Beverley: Chi-Town Late Bloomer?

For all the hype that often surrounds the "Windy City," Chicago has managed to produce its share of sleepers in past seasons. Even D-Wade was a late bloomer. Calvin Brock was a senior when he blew-up and now Patrick Beverly is making waves at Marshall.

The rest of the nation might not know it but Patrick Beverley is kind of a big deal in Chicago. The 6-foot-2 combo guard out of Marshall High is averaging 12 more points than he did last year and when you go for 36 a game people tend to notice.

"The kid is probably shooting 75 percent from the field," Marshall coach Lamont Bryant said. "He's doing it from everywhere. The stuff you hear about him is true. It's coming out of everywhere. This kid is putting the ball in the basket. He's scoring big points on not mediocre teams; we're talking about ranked teams."

Never heard of him? Well, his Marshall team won the same event Derrick Rose and Sherron Collins played in last weekend. Plus, the college guys are really starting to warm up to him.

""He can score. He's a player. He plays hard," one high-major assistant said.

"He's a great scorer," another lead assistant chimed in. "He can really score it. He's long-armed and 6-foot-2 at best. He's got a lot of game and he can shoot it. I went in there this spring when Toledo was in there and Illinois was there. He was scoring at will. He makes hard shots. He'll drive it in there in traffic and he's got the one-handed floater; almost like a New York City kid. There's no doubt the kid's got some ability."

If he's so talented why hasn't the country heard of him you say? Well, good question. Last summer, Beverley got the idea to try out for "The Battlegrounds" series and that move kept him out of AAU action for the most part. If you didn't catch him early in the spring with Mean Streets you missed your chance.

Bryant said his star attended the adidas camp as a junior and put up strong assist numbers. The coach also said that his game has made strides since his junior season, especially in terms of leadership.

"He's taken over but people fail to realize that he put up big numbers last year," Bryant said. "Not the 40s but he had 5 30-point games last year. Believe it or not, we were beating teams like this last year but not teams of the caliber we're beating now like the Simeon's and the Carver's."

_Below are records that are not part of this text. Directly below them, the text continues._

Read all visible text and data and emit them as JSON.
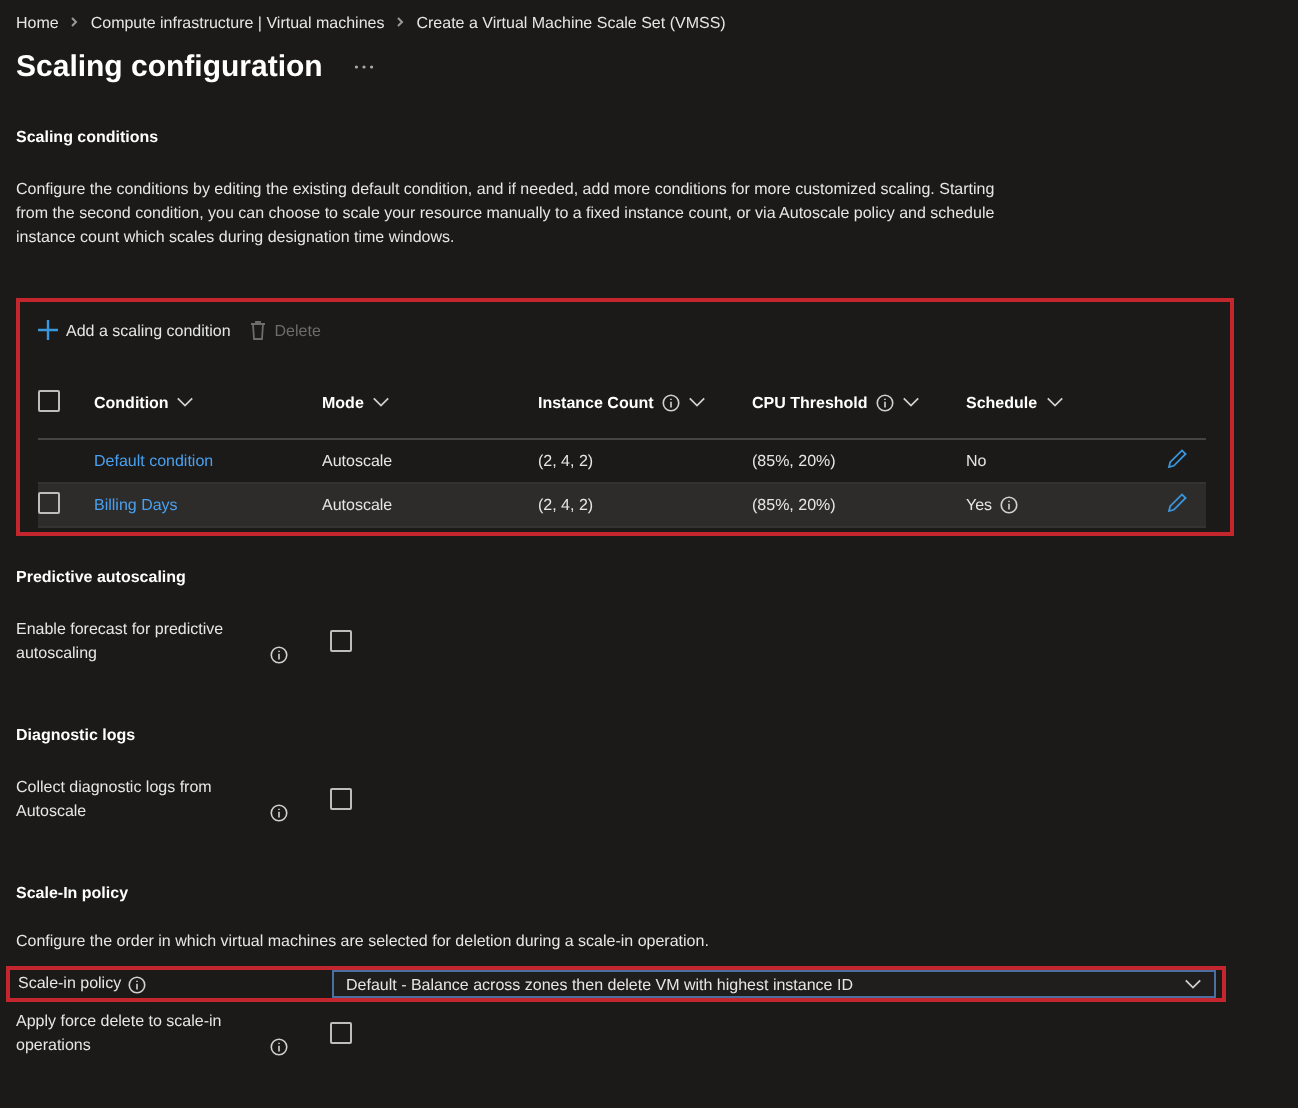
{
  "breadcrumb": [
    "Home",
    "Compute infrastructure | Virtual machines",
    "Create a Virtual Machine Scale Set (VMSS)"
  ],
  "title": "Scaling configuration",
  "scaling_conditions": {
    "heading": "Scaling conditions",
    "description": "Configure the conditions by editing the existing default condition, and if needed, add more conditions for more customized scaling. Starting from the second condition, you can choose to scale your resource manually to a fixed instance count, or via Autoscale policy and schedule instance count which scales during designation time windows.",
    "highlighted": true,
    "toolbar": [
      {
        "kind": "add",
        "label": "Add a scaling condition",
        "disabled": false
      },
      {
        "kind": "delete",
        "label": "Delete",
        "disabled": true
      }
    ],
    "select_all": {
      "checked": false
    },
    "columns": [
      {
        "label": "Condition",
        "info": false
      },
      {
        "label": "Mode",
        "info": false
      },
      {
        "label": "Instance Count",
        "info": true
      },
      {
        "label": "CPU Threshold",
        "info": true
      },
      {
        "label": "Schedule",
        "info": false
      }
    ],
    "rows": [
      {
        "condition": "Default condition",
        "mode": "Autoscale",
        "instance_count": "(2, 4, 2)",
        "cpu_threshold": "(85%, 20%)",
        "schedule": "No",
        "schedule_info": false,
        "selectable": false,
        "highlighted": false
      },
      {
        "condition": "Billing Days",
        "mode": "Autoscale",
        "instance_count": "(2, 4, 2)",
        "cpu_threshold": "(85%, 20%)",
        "schedule": "Yes",
        "schedule_info": true,
        "selectable": true,
        "checked": false,
        "highlighted": true
      }
    ]
  },
  "predictive_autoscaling": {
    "heading": "Predictive autoscaling",
    "fields": [
      {
        "label": "Enable forecast for predictive autoscaling",
        "info": true,
        "checked": false
      }
    ]
  },
  "diagnostic_logs": {
    "heading": "Diagnostic logs",
    "fields": [
      {
        "label": "Collect diagnostic logs from Autoscale",
        "info": true,
        "checked": false
      }
    ]
  },
  "scale_in_policy": {
    "heading": "Scale-In policy",
    "description": "Configure the order in which virtual machines are selected for deletion during a scale-in operation.",
    "policy": {
      "label": "Scale-in policy",
      "info": true,
      "value": "Default - Balance across zones then delete VM with highest instance ID",
      "highlighted": true
    },
    "fields": [
      {
        "label": "Apply force delete to scale-in operations",
        "info": true,
        "checked": false
      }
    ]
  }
}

The thing about this 165-pounder is that he's tough to project position wise because he hasn't settled into a spot yet. "It's hard to say (what position he is)," Bryant said. "Even if he tones his scoring down a lot the one thing he can do on the college level is defend. It's ridiculous the way he plays defense. It's relentless. The kid doesn't get tired."

Head coaches Bruce Weber, Matt Painter and Jerry Wainright have spent time evaluating Beverley. His current list – which is void of offers – reads Missouri, Seton Hall, Illinois, Washington State, Virginia, DePaul and Purdue.

"Nobody has really offered because we haven't got into a long conversation," Bryant said. "I want things to die down. We've been taking this hand in hand. So much stuff has happened these last couple of weeks; I want him to stay focused. I'm sure everybody wants to offer because all the schools have scholarships available.

"The main thing is he's got choices."

In the fall, Beverley made the choice to go visit Toledo. Shortly thereafter he committed to the Rockets but has since rescinded that pledge.

"I think what happened was that he went down to Toledo and he got overwhelmed. They have a lot of Chicago kids down there and he got caught up. That wasn't the right thing for him to do."

The state of Illinois is loaded with seniors making a stand. From Jon Scheyer to Sherron Collins to Brian Carlwell, there are good players within the borders. Bryant takes up for his guy when he speaks to the kind of year he's having.

"The kid is the best kid in the state right now."

The next month and a half will go a long way toward proving or disproving that statement. However, at this point in the high school season, Beverley is amongst the most talked about players in his region and maybe it's time some national attention was directed his way.

After all, no matter how you look at it, 36 points a game in Chi-Town is enough to grab your attention or at least it should be.